Le 16 juin 1953. De nombreux travailleurs et de nombreuses travailleuses se réunissent au Rosengarten pour protester contre la rigidification des normes du travail proposée par le Parti Socialiste Unifié d’Allemagne. Le mouvement se poursuit ensuite tout au long du grand boulevard. Les grévistes s’insurgent, hurlent, en mènent large. On peut lire aujourd’hui sur une petite plaque commémorative que le soulèvement s’est soldé par 125 morts. Depuis lors, ce boulevard, plus grand que nature, voit chaque année ses pavés battus par les manifestant.e.s du 1er mai. De fait, le boulevard a toujours été conçu pour les parades et les marches, préférablement militaires, jamais pour la circulation quotidienne. Il s’agit de la « Stalinallee », ainsi nommée le 21 décembre 1949. En 1961, lors de la déstalinisation, le nom a ensuite été remplacé par « Karl-Marx-Allee », nom qui encore aujourd’hui ne semble pas faire l’unanimité.

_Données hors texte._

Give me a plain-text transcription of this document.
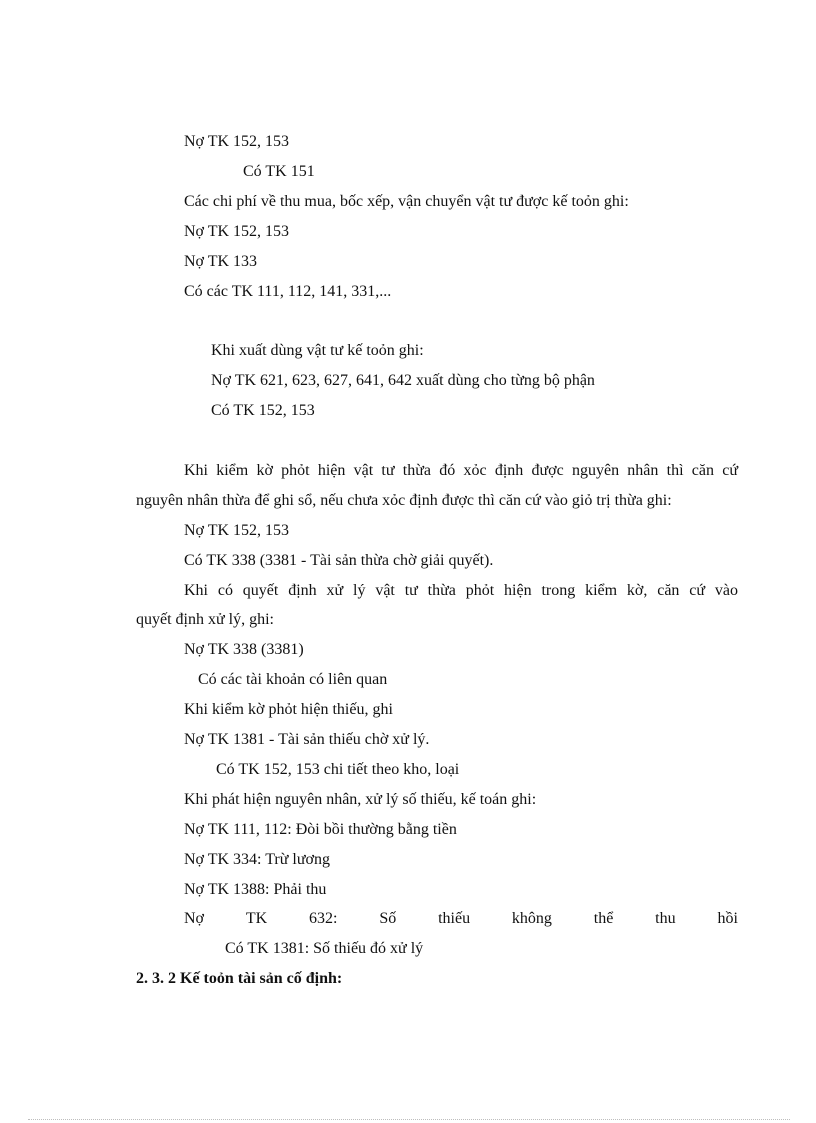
Nợ TK 152, 153
Có TK 151
Các chi phí về thu mua, bốc xếp, vận chuyển vật tư được kế toỏn ghi:
Nợ TK 152, 153
Nợ TK 133
Có các TK 111, 112, 141, 331,...
Khi xuất dùng vật tư kế toỏn ghi:
Nợ TK 621, 623, 627, 641, 642 xuất dùng cho từng bộ phận
Có TK 152, 153
Khi kiểm kờ phỏt hiện vật tư thừa đó xỏc định được nguyên nhân thì căn cứ
nguyên nhân thừa để ghi sổ, nếu chưa xỏc định được thì căn cứ vào giỏ trị thừa ghi:
Nợ TK 152, 153
Có TK 338 (3381 - Tài sản thừa chờ giải quyết).
Khi có quyết định xử lý vật tư thừa phỏt hiện trong kiểm kờ, căn cứ vào
quyết định xử lý, ghi:
Nợ TK 338 (3381)
Có các tài khoản có liên quan
Khi kiểm kờ phỏt hiện thiếu, ghi
Nợ TK 1381 - Tài sản thiếu chờ xử lý.
Có TK 152, 153 chi tiết theo kho, loại
Khi phát hiện nguyên nhân, xử lý số thiếu, kế toán ghi:
Nợ TK 111, 112: Đòi bồi thường bằng tiền
Nợ TK 334: Trừ lương
Nợ TK 1388: Phải thu
Nợ	TK	632:	Số	thiếu	không	thể	thu	hồi
Có TK 1381: Số thiếu đó xử lý
2. 3. 2 Kế toỏn tài sản cố định:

Je ne me serais jamais pris à imaginer Karl Marx autrement qu’en boulevard. On peut sûrement argumenter longuement et trouver de bonnes raisons de parts et d’autres, pour affirmer que Darwin serait une rue commerçante plutôt qu’une autoroute, ou encore Saint-Simon une piste cyclable plutôt qu’un rail de chemin de fer. Par contre, que Karl Marx soit un boulevard, ça m’a toujours paru indéniable. Un grand boulevard de plus de deux kilomètres où l’on ne trouve aujourd’hui presque plus rien qui ne se tienne pas dans une sublime référence à soi-même, aucune façade ou aucun monument qui ne rappelle, n’imite ou n’insulte la tradition architecturale nationale de l’époque de la RDA. L’histoire se tient là, indéniable et immanquable, la voie royale qui mène au centre. Tout vient s’y brancher, c’est le nerf central. La Karl-Marx-Allee est tout sauf un chemin de passage.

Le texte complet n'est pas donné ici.